Le premier ministre Charest a déposé une motion pour que l'Assemblée nationale demande au directeur général des élections de faire une enquête particulière sur les «révélations» de l'ex-ministre Bellemare. On a failli l'adopter, mais Amir Khadir, de Québec solidaire, a refusé son consentement. Mais le DGE, Marcel Blanchet, a tout de même envoyé une citation à comparaître à l'ancien ministre Bellemare, qui devra venir témoigner dans les prochains jours.

M. Khadir croit que seule une enquête sur le financement de l'ensemble des partis politiques serait utile. Pour appuyer son choix, il a dévoilé hier la recension préparée par ses recherchistes. En faisant la liste des donateurs issus de quatre firmes de génie-conseil de Montréal, on arrive à un total: plus de 300 000$ de contributions pour la seule année 2008.

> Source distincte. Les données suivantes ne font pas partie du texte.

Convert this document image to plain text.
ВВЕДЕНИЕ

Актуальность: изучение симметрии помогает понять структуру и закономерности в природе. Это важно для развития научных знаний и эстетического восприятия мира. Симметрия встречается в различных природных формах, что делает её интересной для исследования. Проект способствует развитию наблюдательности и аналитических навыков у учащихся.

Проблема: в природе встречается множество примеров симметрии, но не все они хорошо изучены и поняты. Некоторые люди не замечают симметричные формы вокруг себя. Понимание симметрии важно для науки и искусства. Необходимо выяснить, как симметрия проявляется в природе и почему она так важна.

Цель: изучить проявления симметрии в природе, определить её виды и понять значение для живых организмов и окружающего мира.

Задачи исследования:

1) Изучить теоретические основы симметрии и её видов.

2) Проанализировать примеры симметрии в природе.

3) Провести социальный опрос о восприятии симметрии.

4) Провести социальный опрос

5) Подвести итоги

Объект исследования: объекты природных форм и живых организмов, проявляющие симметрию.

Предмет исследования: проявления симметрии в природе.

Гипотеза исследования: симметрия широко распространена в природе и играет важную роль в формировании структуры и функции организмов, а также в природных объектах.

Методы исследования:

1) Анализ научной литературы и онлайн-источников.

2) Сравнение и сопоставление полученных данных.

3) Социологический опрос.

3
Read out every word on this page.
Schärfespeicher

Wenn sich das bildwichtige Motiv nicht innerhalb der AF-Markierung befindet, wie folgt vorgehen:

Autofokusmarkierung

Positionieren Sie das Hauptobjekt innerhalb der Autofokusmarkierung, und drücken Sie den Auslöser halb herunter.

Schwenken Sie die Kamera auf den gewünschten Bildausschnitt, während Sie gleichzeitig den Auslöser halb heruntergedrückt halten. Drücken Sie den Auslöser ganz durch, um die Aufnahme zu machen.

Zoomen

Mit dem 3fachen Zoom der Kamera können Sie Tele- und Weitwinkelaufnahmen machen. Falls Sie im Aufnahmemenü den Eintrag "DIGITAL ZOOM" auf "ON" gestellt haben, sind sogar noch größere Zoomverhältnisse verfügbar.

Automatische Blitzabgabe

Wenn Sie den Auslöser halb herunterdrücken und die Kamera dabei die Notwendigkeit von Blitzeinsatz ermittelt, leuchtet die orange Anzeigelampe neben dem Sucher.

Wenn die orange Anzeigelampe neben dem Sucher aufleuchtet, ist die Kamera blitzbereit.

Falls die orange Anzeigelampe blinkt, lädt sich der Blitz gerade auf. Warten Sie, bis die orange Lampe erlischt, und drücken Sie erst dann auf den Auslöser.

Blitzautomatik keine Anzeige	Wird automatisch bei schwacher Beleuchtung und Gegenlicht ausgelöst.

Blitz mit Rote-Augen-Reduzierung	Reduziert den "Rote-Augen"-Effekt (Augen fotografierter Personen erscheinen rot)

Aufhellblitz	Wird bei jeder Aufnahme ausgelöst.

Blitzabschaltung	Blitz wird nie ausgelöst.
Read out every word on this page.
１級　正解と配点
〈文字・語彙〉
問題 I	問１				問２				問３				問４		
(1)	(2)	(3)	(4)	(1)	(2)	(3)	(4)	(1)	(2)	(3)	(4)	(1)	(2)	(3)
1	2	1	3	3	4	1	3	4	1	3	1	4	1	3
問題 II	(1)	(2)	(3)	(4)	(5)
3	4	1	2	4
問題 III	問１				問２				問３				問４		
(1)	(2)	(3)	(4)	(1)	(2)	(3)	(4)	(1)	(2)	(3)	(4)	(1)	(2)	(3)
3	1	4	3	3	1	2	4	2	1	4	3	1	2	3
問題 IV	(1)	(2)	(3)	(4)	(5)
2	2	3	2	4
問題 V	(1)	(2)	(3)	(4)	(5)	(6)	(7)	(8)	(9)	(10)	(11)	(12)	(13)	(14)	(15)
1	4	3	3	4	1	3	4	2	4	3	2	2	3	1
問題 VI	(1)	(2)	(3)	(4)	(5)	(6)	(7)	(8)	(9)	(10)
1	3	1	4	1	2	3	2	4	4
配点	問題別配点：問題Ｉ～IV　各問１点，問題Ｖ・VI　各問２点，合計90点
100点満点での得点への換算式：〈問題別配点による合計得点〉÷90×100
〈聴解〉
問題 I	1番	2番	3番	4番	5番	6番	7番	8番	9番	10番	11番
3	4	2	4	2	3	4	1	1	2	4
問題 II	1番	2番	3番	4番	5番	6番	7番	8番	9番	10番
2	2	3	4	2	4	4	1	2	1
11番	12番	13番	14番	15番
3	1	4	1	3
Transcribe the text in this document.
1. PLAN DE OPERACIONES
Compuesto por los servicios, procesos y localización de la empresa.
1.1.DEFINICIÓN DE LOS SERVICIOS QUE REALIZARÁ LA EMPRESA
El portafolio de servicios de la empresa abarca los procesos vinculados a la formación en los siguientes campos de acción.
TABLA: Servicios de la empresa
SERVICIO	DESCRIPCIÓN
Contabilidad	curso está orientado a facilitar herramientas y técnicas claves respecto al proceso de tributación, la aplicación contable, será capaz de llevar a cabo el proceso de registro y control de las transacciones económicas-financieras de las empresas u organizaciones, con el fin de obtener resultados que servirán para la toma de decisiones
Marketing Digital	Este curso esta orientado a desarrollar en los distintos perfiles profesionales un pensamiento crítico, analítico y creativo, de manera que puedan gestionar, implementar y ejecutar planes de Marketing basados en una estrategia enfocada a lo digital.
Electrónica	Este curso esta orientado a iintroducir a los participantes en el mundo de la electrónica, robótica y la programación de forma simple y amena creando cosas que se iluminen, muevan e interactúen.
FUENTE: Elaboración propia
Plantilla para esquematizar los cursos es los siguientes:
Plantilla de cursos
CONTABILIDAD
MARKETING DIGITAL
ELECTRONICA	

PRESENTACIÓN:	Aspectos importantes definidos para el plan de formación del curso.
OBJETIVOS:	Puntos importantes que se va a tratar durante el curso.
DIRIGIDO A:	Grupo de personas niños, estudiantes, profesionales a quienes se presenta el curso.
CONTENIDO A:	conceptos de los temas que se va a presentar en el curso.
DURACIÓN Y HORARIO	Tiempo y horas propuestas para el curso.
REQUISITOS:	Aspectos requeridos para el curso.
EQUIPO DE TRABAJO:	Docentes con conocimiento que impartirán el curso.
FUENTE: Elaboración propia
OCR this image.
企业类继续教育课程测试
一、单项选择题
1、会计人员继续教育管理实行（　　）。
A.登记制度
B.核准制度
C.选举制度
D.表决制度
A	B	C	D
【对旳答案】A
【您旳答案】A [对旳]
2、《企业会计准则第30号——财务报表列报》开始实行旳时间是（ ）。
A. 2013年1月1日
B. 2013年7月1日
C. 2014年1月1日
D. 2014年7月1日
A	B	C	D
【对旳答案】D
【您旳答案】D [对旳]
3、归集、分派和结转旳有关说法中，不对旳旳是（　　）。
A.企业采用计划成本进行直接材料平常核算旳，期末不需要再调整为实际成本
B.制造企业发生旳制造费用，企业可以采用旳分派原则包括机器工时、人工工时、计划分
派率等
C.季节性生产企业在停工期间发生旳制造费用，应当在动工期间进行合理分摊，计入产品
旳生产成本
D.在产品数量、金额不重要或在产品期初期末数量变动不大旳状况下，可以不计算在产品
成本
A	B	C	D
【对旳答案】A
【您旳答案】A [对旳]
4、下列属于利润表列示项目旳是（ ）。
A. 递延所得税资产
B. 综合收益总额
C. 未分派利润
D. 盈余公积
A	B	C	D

Cima", bien placée dans la liste des fournisseurs du gouvernement, compte 37 cadres ou associés qui ont versé un total de 102 000$ au PLQ en 2008. La firme a donné 37 000$ au Parti québécois la même année.

SNC-Lavalin, qui a obtenu pour 2 millions de contrats en 2007-2008, compte 24 dirigeants qui ont contribué pour un total de 68 500$.

BPR a 31 cadres qui ont versé 66 000$ en tout, et l'entrepreneur Axor a 20 employés qui ont contribué pour 56 400$ au PLQ. M. Khadir relève que même une secrétaire a donné 3000$. On peut soutenir que «des citoyens ont des convictions très fermes», convient M. Khadir, mais même Jean Charest, Jacques Dupuis et la vice-première ministre, Nathalie Normandeau, ne versent pas plus de 800$ par année à leur propre parti, a relevé le député de Mercier. Cette étude vient «ajouter une couche à la perception qu'il y a un trafic d'influence systématique organisé pour l'obtention de contrats», a-t-il conclu.